İHD İstanbul Şubesi, Özgür Gündem Gazetesi eski Eş Genel Yayın Yönetmeni avukat Eren Keskin'e ve Yazı İşleri eski Müdürü Reyhan Çapan’a ayrı ayrı verilen 3 yıl 9 ay hapis cezalarına tepki olarak Türkiye Gazeteciler Cemiyeti’nde (TGC) açıklama yaptı. Eren Keskin ve Reyhan Çapan’ın hazır bulunduğu açıklamada, gerçeği ortaya çıkartamaya çalışan tüm gazetecilerin, yönetim erkinin hedefi halinde olduğuna dikkat çekildi.

İHD İstanbul Şubesi, Özgür Gündem Gazetesi’nde çıkan haber ve makaleler dolayısıyla gazetenin eski Eş Genel Yayın Yönetmeni avukat Eren Keskin'e ve Yazı İşleri eski Müdürü Reyhan Çapan’a “örgüt propagandası” iddiasıyla 3 yıl 9 ay hapis cezası çarptırılmasını TGC’de yaptıkları basın açıklamasıyla protesto etti. Eren Keskin, Reyhan Çapan, Serbest Gazeteci Kumru Başar ve Özgür Gündem çalışanlarının hazır bulunduğu açıklamada, özgür basının susmayacağı mesajı verildi. İHD adına basın açıklamasını okuyan İHD yöneticisi Evrim Baykondu, 2015 Temmuz ayından bu yana Özgür Gündem gazetesinin her sayısı hakkında soruşturma açıldığını belirtti.

Dayanışma amacıyla Özgür Gündem Gazetesi’nin bir dönemlik Eş Genel Yayın Yönetmeliği görevini yürüten Eren Keskin’in gazetecilik faaliyetleri nedeniyle yargılanıp, ceza almasının ve yine dayanışma duygusuyla nöbet tutan yayın yönetmenlerine açılan soruşturmaların, düşünce ve ifade hürriyetine vurulan bir darbe olduğunu vurgulayan Baykondu, “Muhalif olan, gazetecilik yapan ve gerçeği ortaya çıkartamaya çalışan tüm gazetecilerin, yönetim erkinin hedefi halindedir” dedi.

‘HALKIN HABER ALMA HAKKI MAHKÜM EDİLMEKTEDİR’

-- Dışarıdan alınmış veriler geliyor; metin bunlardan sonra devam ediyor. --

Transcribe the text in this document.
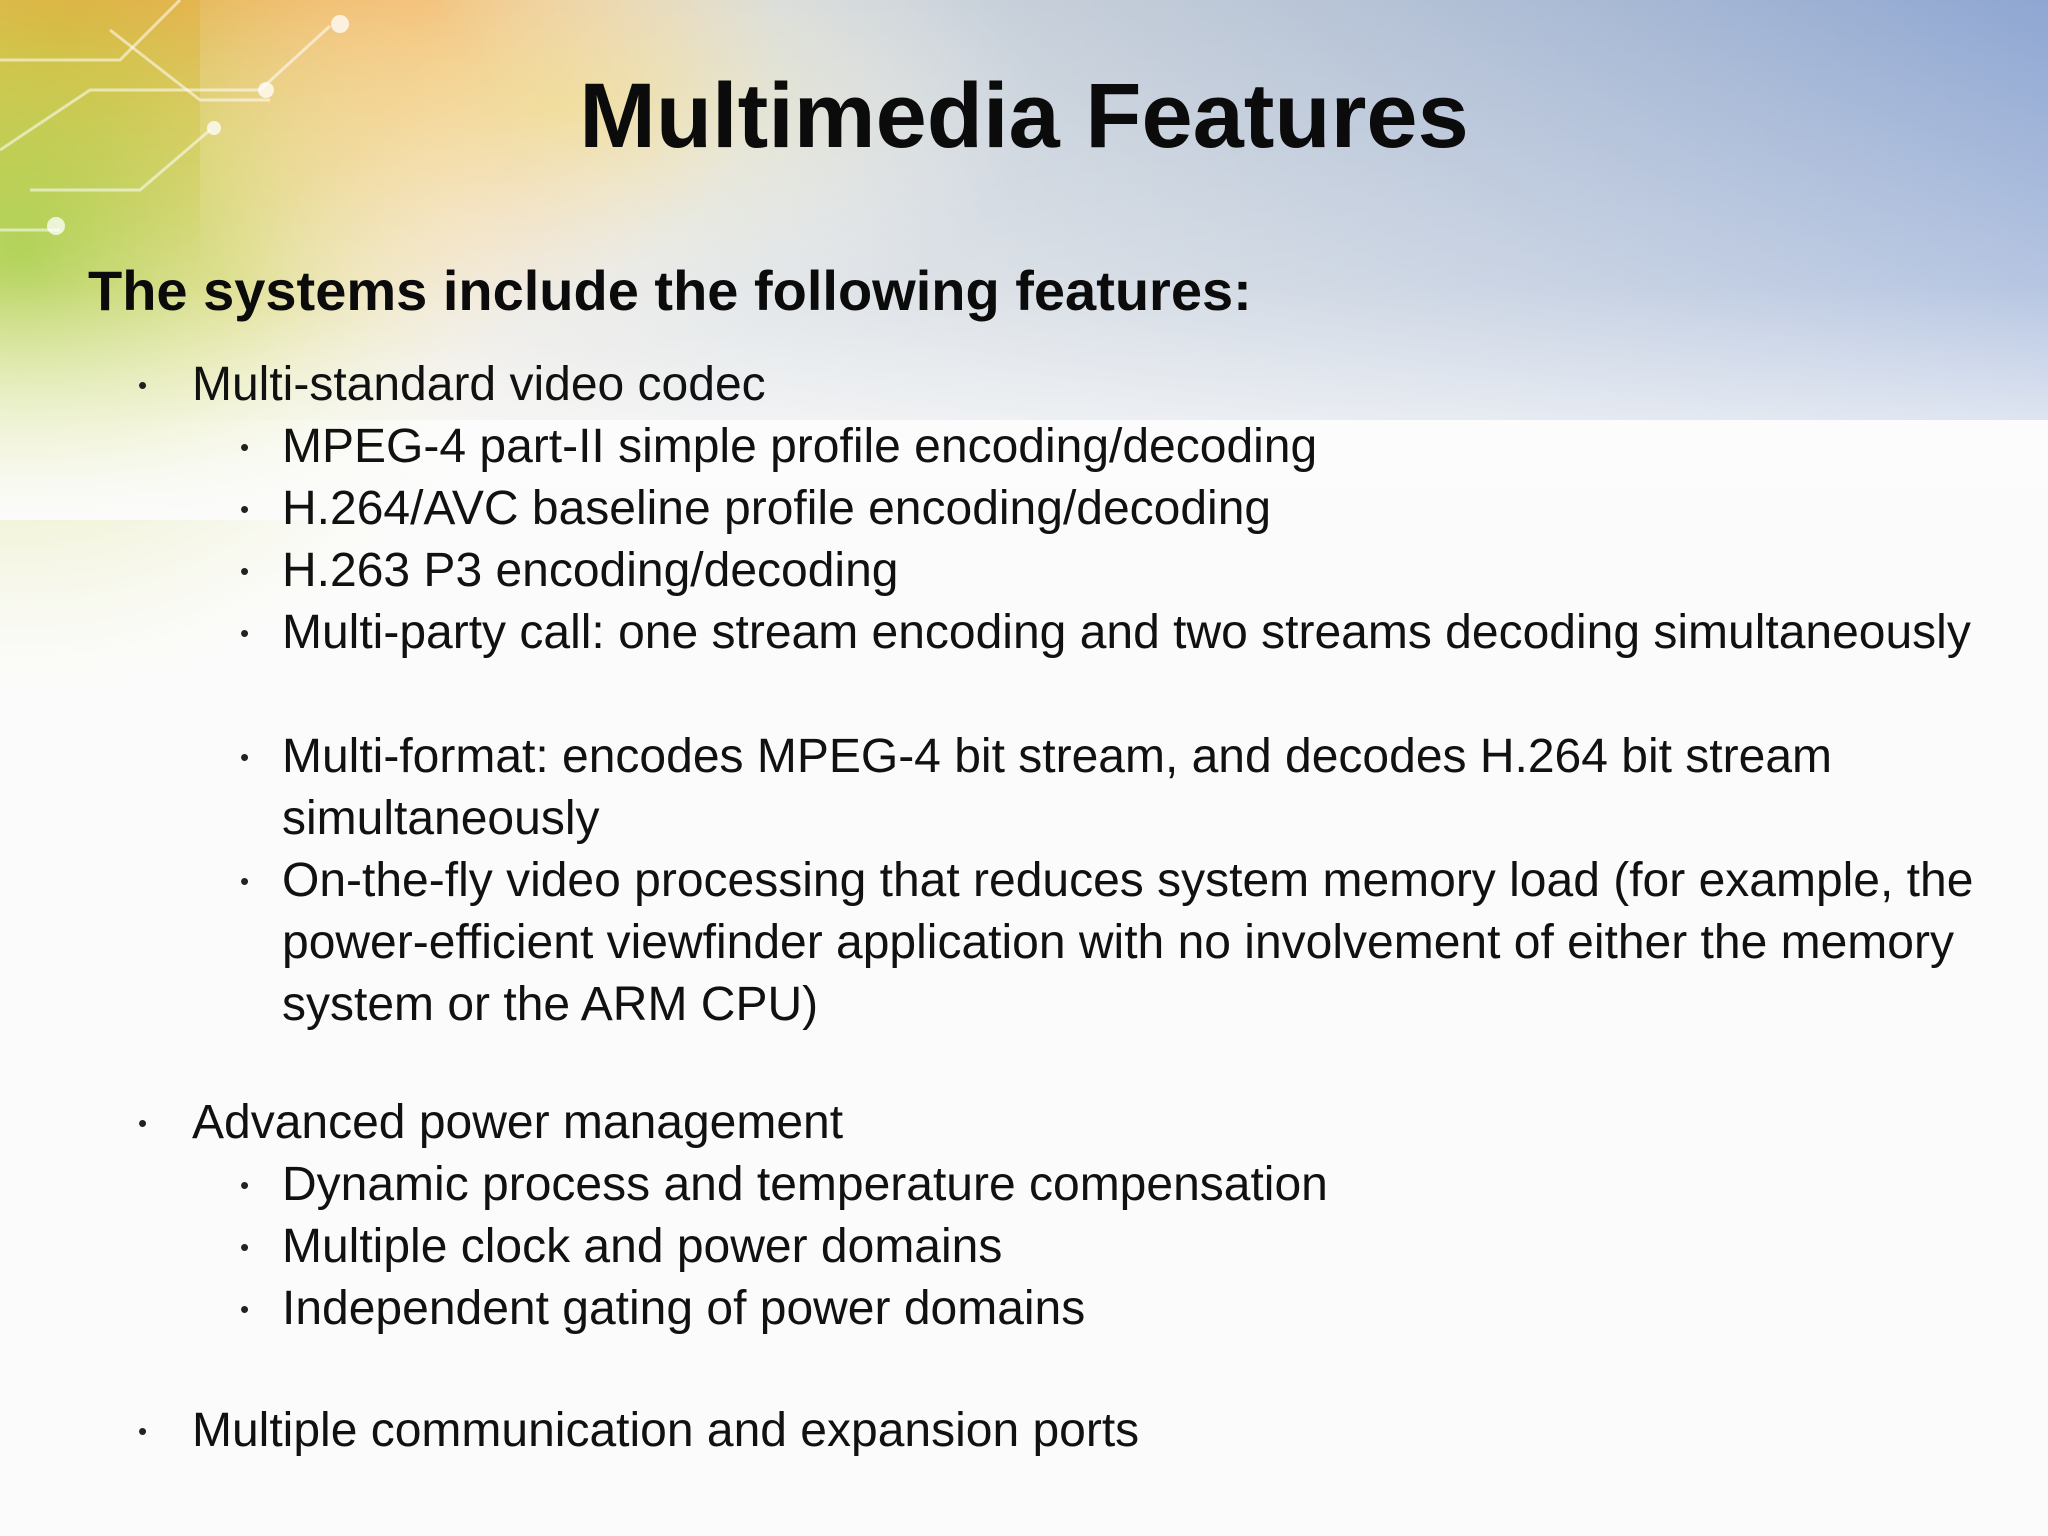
Multimedia Features
The systems include the following features:

• Multi-standard video codec

• MPEG-4 part-II simple profile encoding/decoding

• H.264/AVC baseline profile encoding/decoding

• H.263 P3 encoding/decoding

• Multi-party call: one stream encoding and two streams decoding simultaneously

• Multi-format: encodes MPEG-4 bit stream, and decodes H.264 bit stream simultaneously

• On-the-fly video processing that reduces system memory load (for example, the power-efficient viewfinder application with no involvement of either the memory system or the ARM CPU)

• Advanced power management

• Dynamic process and temperature compensation

• Multiple clock and power domains

• Independent gating of power domains

• Multiple communication and expansion ports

Türkiye’de gazetecilerin bulunduğu genel durumu, Sınır Tanımayan Gazeteciler örgütünün 2016 raporundan alıntı yaparak özetleyen Baykondu, Türkiye basın özgürlüğü sıralamasında 180 ülke arasında 151’inci sırada yer aldığını, cezaevlerinde 35 gazeteci olduğuna işaret etti. Sadece DİHA çalışanı 17 gazetecinin tutuklu olduğuna dikkat çeken Baykondu, “Türkiye basın özgürlüğü notunun gerilemesinde rol oynayan faktörlerin, soruşturmalar ve her kesimden gazeteye yönelik baskılardır. Yargının basın üzerinde bir baskı aracı olarak kullanılması demokratik hukuk devletinden hızla uzaklaşıldığının açık göstergesidir. Gazetecilik faaliyeti halkın haber alma hakkıdır. Hukuka dayanmayan yargı kararları ile halkın haber alma hakkı ve ifade özgürlüğü mahkum edilmektedir” diye konuştu.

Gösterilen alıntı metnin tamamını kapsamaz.